In late June, local government officials in northwest England rejected two applications to carry out hydraulic fracturing, known as fracking, saying the projects would be too noisy and blight the landscape.
New rules, applicable immediately, will allow government intervention to approve or reject permits and will also mean appeals involving shale gas projects will be given priority.
Shale gas developer Cuadrilla Resources, whose applications were rejected in June, has already decided to appeal against its permit refusals.
Delays to the planning process had been too long, Secretary of State for Energy and Climate Change Amber Rudd told BBC TV on Thursday.
“Local authorities are still going to be very much involved, but the Secretary for State for communities and local government will now have a increased role in making sure they stick to the planning timetable,” she added.
The government also said it would present proposals later this year to create a sovereignwealth fund from returns generated from shale gas production.
Shale developer IGas Energy said the move gave clarity on the timetable for determining planning decisions for shale oil and gas exploration.
Pro-business groups also welcomed the decision, saying it would help get shale gas projects up and running.

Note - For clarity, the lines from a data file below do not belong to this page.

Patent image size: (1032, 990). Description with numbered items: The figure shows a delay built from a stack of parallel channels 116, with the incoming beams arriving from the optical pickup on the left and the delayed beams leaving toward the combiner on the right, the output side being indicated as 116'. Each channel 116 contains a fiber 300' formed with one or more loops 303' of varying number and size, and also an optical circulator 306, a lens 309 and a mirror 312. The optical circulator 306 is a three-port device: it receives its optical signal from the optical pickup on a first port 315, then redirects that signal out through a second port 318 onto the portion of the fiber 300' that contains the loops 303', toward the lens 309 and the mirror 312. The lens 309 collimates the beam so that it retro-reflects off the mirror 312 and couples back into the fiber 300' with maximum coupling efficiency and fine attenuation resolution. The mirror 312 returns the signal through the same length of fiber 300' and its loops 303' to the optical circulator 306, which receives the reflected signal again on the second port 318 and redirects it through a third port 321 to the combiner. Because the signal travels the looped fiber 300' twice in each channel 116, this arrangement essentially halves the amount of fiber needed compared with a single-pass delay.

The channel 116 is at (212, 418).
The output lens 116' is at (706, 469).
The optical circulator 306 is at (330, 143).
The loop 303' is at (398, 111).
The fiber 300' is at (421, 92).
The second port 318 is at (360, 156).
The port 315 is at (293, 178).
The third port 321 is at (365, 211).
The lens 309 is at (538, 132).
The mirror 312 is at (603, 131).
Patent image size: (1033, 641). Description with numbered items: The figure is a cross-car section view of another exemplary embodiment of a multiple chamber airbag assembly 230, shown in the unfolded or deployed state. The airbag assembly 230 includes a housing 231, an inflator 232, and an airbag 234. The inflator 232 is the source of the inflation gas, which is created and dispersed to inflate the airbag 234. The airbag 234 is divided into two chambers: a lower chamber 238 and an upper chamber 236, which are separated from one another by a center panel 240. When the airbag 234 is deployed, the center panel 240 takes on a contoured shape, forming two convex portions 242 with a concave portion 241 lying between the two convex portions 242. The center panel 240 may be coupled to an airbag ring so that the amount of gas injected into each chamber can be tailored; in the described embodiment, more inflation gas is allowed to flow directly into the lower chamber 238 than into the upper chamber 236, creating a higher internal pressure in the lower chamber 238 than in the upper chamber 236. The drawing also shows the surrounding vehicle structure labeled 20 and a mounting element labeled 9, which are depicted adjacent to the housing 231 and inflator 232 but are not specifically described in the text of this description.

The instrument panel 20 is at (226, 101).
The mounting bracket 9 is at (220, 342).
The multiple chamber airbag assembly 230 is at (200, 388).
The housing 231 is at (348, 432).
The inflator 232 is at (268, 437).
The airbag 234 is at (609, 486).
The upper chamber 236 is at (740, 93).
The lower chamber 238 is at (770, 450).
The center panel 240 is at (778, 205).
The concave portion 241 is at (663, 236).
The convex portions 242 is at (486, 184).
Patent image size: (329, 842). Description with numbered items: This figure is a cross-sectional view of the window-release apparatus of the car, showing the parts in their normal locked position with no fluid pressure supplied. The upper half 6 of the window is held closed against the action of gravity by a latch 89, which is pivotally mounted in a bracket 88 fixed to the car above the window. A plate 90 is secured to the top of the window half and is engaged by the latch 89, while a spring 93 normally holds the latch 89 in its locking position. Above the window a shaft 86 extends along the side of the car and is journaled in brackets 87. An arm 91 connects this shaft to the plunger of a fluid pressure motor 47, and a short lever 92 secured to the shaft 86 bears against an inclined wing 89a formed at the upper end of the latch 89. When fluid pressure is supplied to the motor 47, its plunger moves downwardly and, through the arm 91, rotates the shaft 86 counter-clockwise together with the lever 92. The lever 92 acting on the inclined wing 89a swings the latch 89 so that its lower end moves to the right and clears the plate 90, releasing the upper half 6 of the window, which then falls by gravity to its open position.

Britain is estimated to have substantial amounts of shale gas trapped in underground rocks and the government has been supportive of developing these reserves to counter declining North Sea oil and gas output.
However, progress has been slow because of opposition by local residents and environmental campaigners. Some are concerned about groundwater contamination from chemicals used in the process, while others fear the potential impact on property prices or tourism.
Some environmental groups said the government’s decision would shut out local communities from crucial decisions.
The government has treated onshore wind power differently. In May, it said it plans to transfer consenting power for large onshore wind from the energy minister to local planning authorities in England.
Labour’s Shadow Secretary of State for Energy and Climate Change, Caroline Flint, said this showed the government was “clearly guilty of double standards”.